Friday, July 28, 2017

Modern Art. . .





















Why do we work so hard to improve upon the crucifix?  Why does modern art delight in the oblique rather than the concrete?  The Pope has a new crozier and it is is a prime example of something new, modern, strange, and unintelligible.  What does it mean?  (I will admit, a Lutheran question for a Roman pontiff but a worthy one.)

For my part, I like good clean lines when they are used to highlight the crucifix and the sufferings of Christ that have paid sin's debt and given us new life death cannot steal.  But not this one.  I just don't know what to make of it and the entire purpose of church art is to give a visual image to the faith.  Here is a clean fail in that department.  Maybe you like it.  Me, not so much.

5 comments:

Anonymous said...

I wonder if it doesn't come down to who gets to define what it means. You said the purpose of Church art was to give a visual image of the faith. If we redefine the faith then the visual image reflects that redefinition. It is no longer about God's definition but our definition. It is no longer about what God has said but what we think. Just more of us playing at being god.

Carl Vehse said...

There's more to the story, as provided in a June 26, 2017, ILVA article:

"At the Corpus Domini service on 18 June the Holy Father used the crozier that ILVA employees gave him when he visited the Cornigliano facility.

"The crozier made by employees at Genova Cornigliano [an Italian specialized steel manufacturing plant] and donated to the Holy Father when he visited the facility on 27 May has appeared in an event broadcast worldwide. On Sunday 18 June in fact, Pope Francis went to the Corpus Domini celebration in the Basilica di San Giovanni in Laterano with 'our' crozier.

"1.70 m long and weighing around 3.5 kg [7.7 lbs], the crozier is made of stainless steel recycled from old spare parts. To make this precious tribute – which packs away into an overnight bag - our colleagues at Genova Cornigliano worked with passionate devotion for around a month. The form of the cross, with the Tau symbol, was produced by a pantograph and a high precision plasma cutting process, while the body of the staff was fashioned on a lathe in the workshops."

In any case, for Lutherans, a crozier is more of a symbol of an episcopal (if not sacerdotal) view of the office of the ministry.

Anonymous said...

Actually, this is highly appropriate for this pope who is "new, modern, strange, and unintelligible."

Fr.
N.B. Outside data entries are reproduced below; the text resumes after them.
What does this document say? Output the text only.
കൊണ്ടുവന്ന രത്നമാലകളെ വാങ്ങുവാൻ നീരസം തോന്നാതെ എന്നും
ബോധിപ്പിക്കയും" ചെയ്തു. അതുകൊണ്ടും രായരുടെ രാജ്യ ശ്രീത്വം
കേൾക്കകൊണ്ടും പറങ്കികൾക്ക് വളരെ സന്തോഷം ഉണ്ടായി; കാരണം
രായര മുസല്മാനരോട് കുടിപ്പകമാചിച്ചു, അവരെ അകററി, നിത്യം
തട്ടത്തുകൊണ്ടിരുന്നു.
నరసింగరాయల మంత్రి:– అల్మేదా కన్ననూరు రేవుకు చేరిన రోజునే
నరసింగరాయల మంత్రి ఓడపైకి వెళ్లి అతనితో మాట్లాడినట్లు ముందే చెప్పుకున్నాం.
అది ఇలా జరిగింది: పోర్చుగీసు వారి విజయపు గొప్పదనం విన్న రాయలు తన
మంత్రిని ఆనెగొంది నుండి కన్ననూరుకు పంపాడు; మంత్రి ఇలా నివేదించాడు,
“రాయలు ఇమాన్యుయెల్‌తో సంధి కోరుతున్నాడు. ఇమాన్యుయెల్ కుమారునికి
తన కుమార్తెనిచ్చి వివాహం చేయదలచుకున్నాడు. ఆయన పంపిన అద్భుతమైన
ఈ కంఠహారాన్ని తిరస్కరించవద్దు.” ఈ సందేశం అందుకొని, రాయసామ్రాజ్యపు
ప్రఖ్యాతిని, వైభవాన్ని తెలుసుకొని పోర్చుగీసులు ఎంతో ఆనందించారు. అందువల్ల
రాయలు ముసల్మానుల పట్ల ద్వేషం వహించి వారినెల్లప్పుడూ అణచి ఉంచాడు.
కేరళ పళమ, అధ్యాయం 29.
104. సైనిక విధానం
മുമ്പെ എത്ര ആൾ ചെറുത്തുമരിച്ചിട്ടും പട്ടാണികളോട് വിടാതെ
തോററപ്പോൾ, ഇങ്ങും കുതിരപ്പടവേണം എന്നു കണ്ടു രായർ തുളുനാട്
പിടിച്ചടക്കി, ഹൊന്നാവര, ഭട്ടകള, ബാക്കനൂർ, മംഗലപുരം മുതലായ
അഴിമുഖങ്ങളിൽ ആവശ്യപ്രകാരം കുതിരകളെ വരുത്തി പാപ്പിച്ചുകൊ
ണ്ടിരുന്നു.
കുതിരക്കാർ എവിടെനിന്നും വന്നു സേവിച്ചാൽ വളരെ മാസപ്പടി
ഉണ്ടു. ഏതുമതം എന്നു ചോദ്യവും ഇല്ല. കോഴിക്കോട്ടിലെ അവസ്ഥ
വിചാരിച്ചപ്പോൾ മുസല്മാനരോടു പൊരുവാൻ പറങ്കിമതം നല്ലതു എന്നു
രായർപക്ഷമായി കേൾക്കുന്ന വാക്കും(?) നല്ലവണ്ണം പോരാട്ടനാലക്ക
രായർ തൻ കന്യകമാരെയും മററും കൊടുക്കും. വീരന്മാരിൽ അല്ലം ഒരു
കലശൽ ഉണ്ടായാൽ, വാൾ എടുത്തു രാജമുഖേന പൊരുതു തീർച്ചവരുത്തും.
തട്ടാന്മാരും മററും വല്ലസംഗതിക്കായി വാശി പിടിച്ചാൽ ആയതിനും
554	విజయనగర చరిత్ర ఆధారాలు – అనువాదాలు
D+

Pastor Harvey S. Mozolak said...

I happy to like the new crosier... and if it is a crosier rather than a processional cross or crucifix... perhaps even more reason why might not see a corpus ... I tend to like crucifixes more than simple crosses in the main but this one has some interest to me as a modern depiction... and indeed as I sometimes am loath to admit... the cross also says a great deal even as the crucifix certainly does... I am not sure if someone dislikes the present pontiff, his crosier ought automatically to symbolize or capture the essence of one's reason for dislike...

Carl Vehse said...

Whatever you say about the steel-worker-built crozier, it's better than the one that got raked over the coals in the September 28, 2014, Novus Ordo Watch article, "That Seventies “Pope”: Bergoglio’s New Pastoral Staff Ugly as Hell":

"Dentists and hygienists around the globe must be envious: The world’s largest dental explorer was carried in procession by the Jesuit Jorge Bergoglio, 'Pope' Francis, on Saturday, September 27, 2014, as he celebrated the 200th anniversary of Pope Pius VII’s re-establishment of the Jesuit order. The hideous crozier Francis carried really did resemble an oversized toothpick or a dental sickle probe more than a Pope’s pastoral staff and so made one wonder if Pope Clement XIV didn’t perhaps have a vision of our times when he decided to suppress and abolish the Society of Jesus in 1773."